Within seconds I felt Brendon's hands firmly on my shoulders, "Bailey! Hey, slow it down there. You alright?"

I frowned, struggling to open my eyes, "Yah, I'm...I'm fine I just...." I was having difficulty breathing, which was making it near impossible to form a coherent sentence. "I'm probably...just..."

"Here," I felt the cold sweat of my water bottle back in my hand, "You're probably dehydrated. Have you been drinking enough water?"

"I've been drinking pleh.../plenty/ of water, I just need to...breathe." I told him, struggling to take deep breathes the whole time as my lungs contracted on their own. I drank from my water bottle, swallowing only when I could afford the absence of air. Soon my stomach was getting pissed from all the space I'd invaded way too quickly. As I sat back and tried to relax, Brendon watched me, putting puzzle pieces together like stars in a constellation.

"You're not eating enough, are you." he said, the disappointment clear in his voice. Slowly my eyes opened and his pale features came into not-so-clear focus. The spell of Eiffel 65's "Move your body" seemed to fade and suddenly, in the midst of drama, the music was no longer a drug but an idea of euphoria being held in front of us pulled along on a string for us to chase. For a moment I had nothing to say, but quickly caught myself.

"I'm fine."-

"Stop saying that!" he screamed. And this time, it /wasn't /because of the music.

"Brendon, I swear,"-

"Look, I'm taking you home. I don't give a shit if it's only 12, I'm taking you home."

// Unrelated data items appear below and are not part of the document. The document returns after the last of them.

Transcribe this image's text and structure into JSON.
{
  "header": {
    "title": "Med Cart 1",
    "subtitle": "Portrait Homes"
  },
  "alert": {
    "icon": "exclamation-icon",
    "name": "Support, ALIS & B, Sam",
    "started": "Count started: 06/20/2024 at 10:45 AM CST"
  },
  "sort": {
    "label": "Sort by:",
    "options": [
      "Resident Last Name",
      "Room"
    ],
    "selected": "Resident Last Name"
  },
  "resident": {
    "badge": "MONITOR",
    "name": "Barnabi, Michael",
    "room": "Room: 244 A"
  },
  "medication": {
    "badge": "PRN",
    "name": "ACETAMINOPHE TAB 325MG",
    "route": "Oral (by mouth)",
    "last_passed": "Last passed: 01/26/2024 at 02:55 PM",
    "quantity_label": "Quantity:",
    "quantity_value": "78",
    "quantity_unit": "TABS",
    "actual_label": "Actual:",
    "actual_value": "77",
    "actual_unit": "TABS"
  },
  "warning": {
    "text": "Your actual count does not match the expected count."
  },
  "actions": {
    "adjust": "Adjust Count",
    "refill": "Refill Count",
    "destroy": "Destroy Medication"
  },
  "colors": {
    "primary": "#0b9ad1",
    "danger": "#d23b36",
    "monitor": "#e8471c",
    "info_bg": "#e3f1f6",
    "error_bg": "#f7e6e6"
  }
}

"Fuck you! I didn't wait to go out with you for a week just so you could play daddy and tell me I need a nap!"

He gave me a look that told me he thought I was going insane. "What are you planning on doing? Going back out on that floor? You can barely walk damn it! You think you can /dance/? I /don't /need a visit to the emergency room tonight!"

"And what are we going to do at home? Huh?"

"We're gunna talk/, that's what we're gunna do." he said grabbing my bag and my forearm and ushering me out. We hailed a cab and I got busy ignoring him as soon as I sat down, crossing my legs, arms and glaring out of my window at the city as it flashed by. 'Come and get you some' it called us out, 'Spend your money, get trashed, take home a stripper, forget your problems for the night.' /the signs beckoned. If only we were that naïve. Ignoring the fact that I was ignoring him, Brendon told the driver our address and whipped out his cell, calling Brent to tell him we were going home and not to worry about us.